# Sample Size Calculation to Reliably Measure Sampled Omission for Remote Sensing

## Introduction

In the past, we have struggled to interpret the variability of good and bad results when measuring model performance on different datasets. It is my understanding that the main reason for this variability is an insufficient sample size used for validation, especially since our model has reached a higher level of accuracy and a lower level of omission. For this reason, I believe that we must use appropriate sample statistics to evaluate the minimal amount of samples needed to reach reliable conclusions about our model performance.

In this Jupyter Notebook, we aim to evaluate the performance of a classification model by simulating omission rates and calculating the required sample size to achieve a specified confidence level and margin of error.

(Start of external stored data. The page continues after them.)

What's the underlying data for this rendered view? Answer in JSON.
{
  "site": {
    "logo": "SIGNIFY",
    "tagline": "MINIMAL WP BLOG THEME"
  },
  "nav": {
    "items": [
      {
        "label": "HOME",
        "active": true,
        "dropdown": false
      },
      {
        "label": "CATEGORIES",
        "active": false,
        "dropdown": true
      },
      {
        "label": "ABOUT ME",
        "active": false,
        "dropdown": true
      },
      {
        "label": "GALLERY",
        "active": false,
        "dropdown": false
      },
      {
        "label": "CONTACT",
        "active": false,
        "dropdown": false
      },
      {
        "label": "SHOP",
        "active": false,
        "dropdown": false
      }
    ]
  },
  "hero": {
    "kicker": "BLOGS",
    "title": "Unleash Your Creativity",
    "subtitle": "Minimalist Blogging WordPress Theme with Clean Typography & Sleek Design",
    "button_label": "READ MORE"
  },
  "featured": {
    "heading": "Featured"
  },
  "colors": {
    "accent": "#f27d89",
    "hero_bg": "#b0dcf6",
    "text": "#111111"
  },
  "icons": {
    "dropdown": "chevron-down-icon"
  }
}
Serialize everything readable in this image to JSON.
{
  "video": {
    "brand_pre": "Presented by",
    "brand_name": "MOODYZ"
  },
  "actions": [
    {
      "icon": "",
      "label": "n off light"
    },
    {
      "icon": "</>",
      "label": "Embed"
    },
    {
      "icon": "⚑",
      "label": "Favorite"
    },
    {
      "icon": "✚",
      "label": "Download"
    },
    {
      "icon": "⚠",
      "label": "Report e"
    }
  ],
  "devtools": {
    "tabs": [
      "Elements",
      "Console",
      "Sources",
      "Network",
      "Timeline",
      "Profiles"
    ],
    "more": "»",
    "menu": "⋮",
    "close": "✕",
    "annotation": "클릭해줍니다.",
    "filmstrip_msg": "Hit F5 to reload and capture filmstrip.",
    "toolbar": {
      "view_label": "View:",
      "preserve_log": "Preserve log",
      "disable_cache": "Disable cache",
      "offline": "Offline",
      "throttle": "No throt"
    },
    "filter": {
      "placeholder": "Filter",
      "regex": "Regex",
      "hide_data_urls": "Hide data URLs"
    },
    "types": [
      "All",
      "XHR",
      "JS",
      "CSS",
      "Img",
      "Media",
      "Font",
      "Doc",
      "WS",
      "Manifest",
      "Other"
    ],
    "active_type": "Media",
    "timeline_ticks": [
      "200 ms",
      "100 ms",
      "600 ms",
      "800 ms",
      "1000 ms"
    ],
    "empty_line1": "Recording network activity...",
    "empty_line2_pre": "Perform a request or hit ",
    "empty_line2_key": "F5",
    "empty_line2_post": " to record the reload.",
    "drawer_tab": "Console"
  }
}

We will also assess the Type I and Type II error rates associated with our hypothesis testing.

## Key Components

### Sample Size Calculation

The function `sample_size_for_omission` calculates the required sample size to estimate the omission rate with a given confidence level and margin of error. The sample size is derived using the Z-score corresponding to the confidence level and the desired margin of error. The function supports both one-sided and two-sided hypothesis tests.

### Simulation of Omission Rates

The function `simulate_omission` simulates the omission rates for a given true omission rate, target omission rate, and sample size over a specified number of simulations. It performs a hypothesis test for each simulation to determine if the observed omission rate is significantly different from the target omission rate.

### Calculation of Type I and Type II Errors

The function `calc_errors` calculates the Type I and Type II error rates based on the simulation results. Type I error occurs when the null hypothesis is incorrectly rejected, while Type II error occurs when the null hypothesis is not rejected when it should be.

## Concrete Example for Type I and Type II Errors

In the context of this notebook, we are evaluating the omission rates of a classification model. The null hypothesis (H0) is that the true omission rate is less than or equal to the target omission rate. Let's define the variables and the errors more concretely:

- **True Omission Rate (`true_omission`)**: The actual omission rate of the classification model.
- **Target Omission Rate (`target_omission`)**: The hypothesized or desired omission rate that we are testing against.

### Null Hypothesis (H0)

The null hypothesis (H0) is:

$ H0: \text{true\_omission} \leq \text{target\_omission} $

### Type I Error

A Type I error occurs when we reject the null hypothesis when it is actually true. In other words, we conclude that the true omission rate is greater than the target omission rate when it is not.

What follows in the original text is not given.